I too have gone solidly on the side of protecting one’s property from trespassers. Not that I knowingly trespassed before, but now owning a nice chunk of land that for decades was trespassed through to access other land that was also not for public access, we began augmenting the existing fencing and gates and signs, and have added more locks. We have to constantly keep an eye on things, because with the ubiquitous unlimited spreading of often-wrong maps and other information, the potential for harm has exploded: there is always a fresh crop of both the clueless and the deliberate trespassers.
The problem is not specific to either water or paddlers. It is the growing attitude that the the general public is entitled to go anywhere they or their ancestors ever went, regardless of land status or the fact that present owners bought private property, fair and square.
Add to the entitlement attitude the Look At Me! I Was There! selfie-wielding peacockery all over the ‘net, and THEN the COVID-vacationers last year, and it sometimes feels like an invasion of the bored crawling all over anything that is “in the boonies” or at least not in a suburb. Both on land and water.
Last year and this year, our region and many other “rural” areas began getting ever greater numbers of people fleeing densely-populated areas, looking to buy property in a kneejerk reaction to the pandemic.
Just wait to see the fallout when they start biching about no high-speed Internet, dirt roads, no malls, little foofoo and fluffy getting eaten by wild critters, bears raiding the trash bins they are supposed to put out ONLY the morning of pickup (if any), mail delivery not available on the road they live on, “no streetlights” (SHEESH), etc etc.
Before making such a big, expensive, lifestyle-changing purchase/move, people need to SLOW DOWN, THINK, and let the pandemic-caused flight reaction pass. The last thing anybody wants is for the mobs to ruin the very things that brought them out.
In the case of waterfront owners allowing a few and occasional and leave-no-trace water travelers on the beach, the idiotic mobs will cause such indulgences to be revoked if at all possible.

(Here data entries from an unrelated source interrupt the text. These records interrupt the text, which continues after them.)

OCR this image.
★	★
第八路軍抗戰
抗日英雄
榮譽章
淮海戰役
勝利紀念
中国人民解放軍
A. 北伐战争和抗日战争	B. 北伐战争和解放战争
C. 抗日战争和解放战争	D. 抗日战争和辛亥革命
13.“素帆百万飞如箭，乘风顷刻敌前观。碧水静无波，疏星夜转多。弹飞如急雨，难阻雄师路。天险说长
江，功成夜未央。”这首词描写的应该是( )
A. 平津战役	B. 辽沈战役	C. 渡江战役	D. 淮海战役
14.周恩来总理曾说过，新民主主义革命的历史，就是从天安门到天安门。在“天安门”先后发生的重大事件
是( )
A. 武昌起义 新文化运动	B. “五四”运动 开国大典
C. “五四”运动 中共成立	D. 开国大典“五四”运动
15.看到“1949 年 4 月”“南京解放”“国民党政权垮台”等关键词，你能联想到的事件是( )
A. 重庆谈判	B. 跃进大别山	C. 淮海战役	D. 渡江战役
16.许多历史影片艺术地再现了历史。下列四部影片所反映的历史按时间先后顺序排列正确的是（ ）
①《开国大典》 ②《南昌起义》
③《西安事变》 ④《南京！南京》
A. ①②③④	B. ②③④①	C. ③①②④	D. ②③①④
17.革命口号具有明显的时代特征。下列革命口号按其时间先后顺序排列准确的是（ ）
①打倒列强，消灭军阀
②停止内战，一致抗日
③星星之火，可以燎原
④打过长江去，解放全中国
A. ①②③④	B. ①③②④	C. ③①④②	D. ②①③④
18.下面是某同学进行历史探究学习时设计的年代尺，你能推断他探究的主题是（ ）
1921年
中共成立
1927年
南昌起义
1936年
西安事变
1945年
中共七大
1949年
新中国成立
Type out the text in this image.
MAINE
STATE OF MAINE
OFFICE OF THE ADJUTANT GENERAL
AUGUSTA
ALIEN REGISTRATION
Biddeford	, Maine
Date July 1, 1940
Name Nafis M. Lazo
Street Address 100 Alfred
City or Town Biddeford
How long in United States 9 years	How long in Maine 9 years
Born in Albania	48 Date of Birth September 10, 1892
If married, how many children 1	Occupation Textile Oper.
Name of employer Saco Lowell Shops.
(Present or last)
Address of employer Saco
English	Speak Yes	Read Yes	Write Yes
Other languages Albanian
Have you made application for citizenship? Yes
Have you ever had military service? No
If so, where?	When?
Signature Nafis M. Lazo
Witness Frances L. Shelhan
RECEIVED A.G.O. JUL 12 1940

Specific to oceanfront property, there were one or two places in WA where the owners had grandfathered rights to the entire beach down to the water, regardless of level. One of these places was a commercial campground with a great beach and even some surf. The fee they charged for day use was so reasonable I gladly paid it, because this beach was kept CLEAN (no litter, no dogs allowed on it), while the nearby public beach and campground drew more than a few visitors that were—call it what it is—dirtbags. That public beach was also gorgeous, but it was more crowded, and the dirtbag factor made some nondirtbaggies hesitate about parking or camping there.